Opposition MPPs said they were stunned by the display.
“I have never seen anything like that. I’ve never seen a cabinet minister stay to ask questions, let alone a cabinet minister stay to attack people who have come to share their perspectives on this legislation,” said NDP Education Critic Chandra Pasma.
Green Party MPP Aislinn Clancy said she was “shocked” by Calandra’s approach.
“I think democracy means that we talk and consult with our stakeholders. We don’t grill them and make them feel bad and undermine their expertise,” Clancy said.
While Calandra said the result was “a lot more agreement than disagreement” with his bill, political critics took issue with his method.

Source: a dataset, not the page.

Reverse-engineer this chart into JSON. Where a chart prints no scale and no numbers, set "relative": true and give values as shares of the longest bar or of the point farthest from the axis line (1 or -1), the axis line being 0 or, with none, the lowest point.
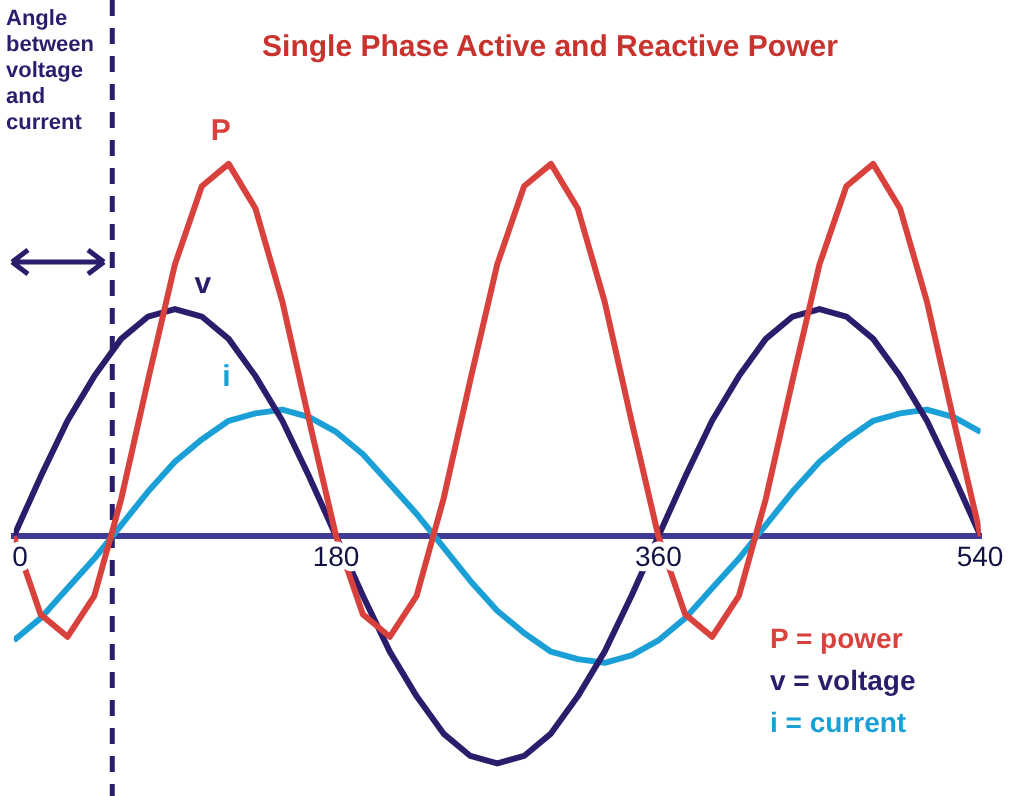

“He wasn’t defending what he was doing. He was attacking other people, other people’s assessment of things, attacking teachers, basically challenging what people had to say with regard to the CEO. It’s totally inappropriate,” said Liberal MPP John Fraser.
Tigani, with the Ontario School Boards Council of Unions, who was in the hot seat at the time, called the minister’s approach “rude.”
“I think it was disrespectful. I was there representing 57,000 education workers, parents, most of those workers are parents, and I felt his tone, his demeanour was wildly disrespectful, he said.
The bill, which Calandra said will likely return to the Ontario legislature unchanged, is expected to pass in the coming weeks.